Never read anything by him. Is he any good? What do you suggest? Particularly interested in stuff that can be used as inspiration for games.
Perdido Street Station:
(http://en.wikipedia.org/wiki/Perdido_Street_Station)
QuoteIsaac Dan der Grimnebulin is an eccentric scientist living in the city of New Crobuzon with girlfriend Lin. While Lin, an artist, is commissioned to create a sculpture of mob boss Mr. Motley, Isaac is offered a unique challenge. Yagharek is a member of a flying species, whose wings have been cut off, and who asks Isaac to restore them. Isaac is sparked by the seemingly impossible nature of the task, and gathers various flying animals to study in his lab – including a multicolored, unidentifiable caterpillar. Once Isaac learns that the caterpillar only eats a hallucinogenic drug called "dreamshit", he begins to feed it, unwittingly stimulating its metamorphosis into a giant and incredibly dangerous butterfly-like creature which feeds off the subconscious of sentient beings, leaving them as catatonic vegetables.
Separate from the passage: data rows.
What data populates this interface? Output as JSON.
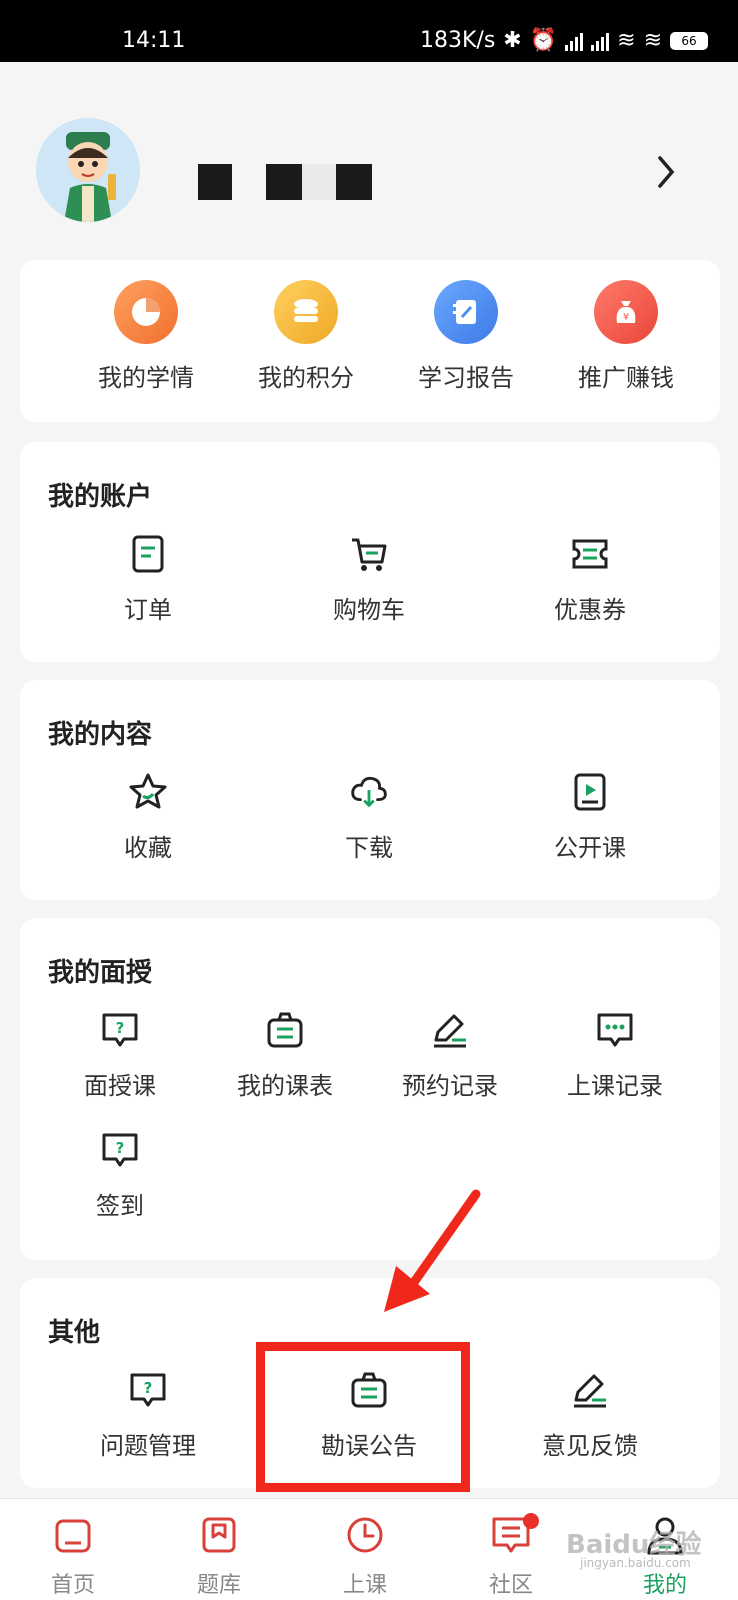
{
  "status": {
    "time": "14:11",
    "network_speed": "183K/s",
    "battery": "66"
  },
  "profile": {
    "name_redacted": true
  },
  "quick_actions": [
    {
      "label": "我的学情",
      "icon": "pie-chart-icon",
      "color": "#f57c3a"
    },
    {
      "label": "我的积分",
      "icon": "coin-stack-icon",
      "color": "#f2b431"
    },
    {
      "label": "学习报告",
      "icon": "notebook-edit-icon",
      "color": "#4d8ff0"
    },
    {
      "label": "推广赚钱",
      "icon": "money-bag-icon",
      "color": "#f25a4a"
    }
  ],
  "account": {
    "title": "我的账户",
    "items": [
      {
        "label": "订单",
        "icon": "order-doc-icon"
      },
      {
        "label": "购物车",
        "icon": "cart-icon"
      },
      {
        "label": "优惠券",
        "icon": "ticket-icon"
      }
    ]
  },
  "content": {
    "title": "我的内容",
    "items": [
      {
        "label": "收藏",
        "icon": "star-icon"
      },
      {
        "label": "下载",
        "icon": "cloud-download-icon"
      },
      {
        "label": "公开课",
        "icon": "video-play-icon"
      }
    ]
  },
  "tutoring": {
    "title": "我的面授",
    "items": [
      {
        "label": "面授课",
        "icon": "question-bubble-icon"
      },
      {
        "label": "我的课表",
        "icon": "schedule-bag-icon"
      },
      {
        "label": "预约记录",
        "icon": "pencil-line-icon"
      },
      {
        "label": "上课记录",
        "icon": "chat-dots-icon"
      },
      {
        "label": "签到",
        "icon": "question-bubble-icon"
      }
    ]
  },
  "other": {
    "title": "其他",
    "items": [
      {
        "label": "问题管理",
        "icon": "question-bubble-icon"
      },
      {
        "label": "勘误公告",
        "icon": "notice-bag-icon"
      },
      {
        "label": "意见反馈",
        "icon": "pencil-line-icon"
      }
    ]
  },
  "tabbar": [
    {
      "label": "首页",
      "icon": "home-icon",
      "active": false
    },
    {
      "label": "题库",
      "icon": "bookmark-icon",
      "active": false
    },
    {
      "label": "上课",
      "icon": "clock-icon",
      "active": false
    },
    {
      "label": "社区",
      "icon": "message-icon",
      "active": false,
      "badge": true
    },
    {
      "label": "我的",
      "icon": "user-icon",
      "active": true
    }
  ],
  "colors": {
    "accent_green": "#1aa260",
    "tab_red": "#d9403a",
    "highlight_red": "#f0281c"
  },
  "watermark": {
    "text": "Baidu经验",
    "sub": "jingyan.baidu.com"
  }
}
It is revealed that dreamshit is in fact secreted by such creatures, of which four have been sold to Mr. Motley, and "milked" to produce the drug. When these other larvae transform and escape they plague the citizens of New Crobuzon until Isaac can find a way to stop them.
Well, there's something.
JG
Quote from: The Butcher;618517Never read anything by him. Is he any good? What do you suggest? Particularly interested in stuff that can be used as inspiration for games.
I read a collection of his short stories and was unimpressed by the writing. Nothing really useful for gaming that I could see.
He can clearly write, but he can be very verbose. The jury's out as far as I'm concerned. I couldn't finish The City and The City.
He likes human-bug sex. Not my cup of tea.
Quote from: danbuter;620239He likes human-bug sex. Not my cup of tea.
I never read that bit in his works, and I am very glad.
Quote from: danbuter;620239He likes human-bug sex. Not my cup of tea.
Reminds me of William S. Burroughs.
JG
Quote from: danbuter;620239He likes human-bug sex. Not my cup of tea.
Perdido is deliberately grotesque from that much of it I've read. Again it's intensely verbose. Not really sure the plot excites me.
If it's any consolation she's only a bug...upstairs. From the neck down, it's sexytimes! HTH!
Not Kraken! I find it ridiculous and I couldn't get past page 100.
Quote from: danbuter;620239He likes human-bug sex. Not my cup of tea.
But is that just alluded to, or very clearly described? Because Clark Ashton Smith sometimes eliptically suggests that a protagonist has gone on to entertain romantic liasions with really, really inhuman things, which I'm... tolerant of (can't in all honesty say "fine with") because I'm spared the graphics.
But if it's any more explicit than this... ew.
It's probably been discussed already but if you want a fantasy universe that's well suited to gaming why not start with Steven Eriksson's Malazan books?
Quote from: kraz007;620645It's probably been discussed already but if you want a fantasy universe that's well suited to gaming why not start with Steven Eriksson's Malazan books?
I've heard good things about it but I'm not really crazy about multi-book-spanning sagas. I also want to awe and surprise my players at the game table with new and weird vistas; do you feel the Malazan books a good source of inspiration for this sort of thing?
Read The Scar it is far and away his best book. Kraken is okay, Perdido was kind of boring, but its got some great setting detail, and some cool freaky stuff that makes it worth the time, I think, and no the bug sex is not graphic, at least not to my memory. Iron Council is boring and preachy, as well as being not terribly well constructed or structureed. I never got past the first few pages of The City.
But The Scar is really great. I recommend it without reservation, even to people who dislike his other work.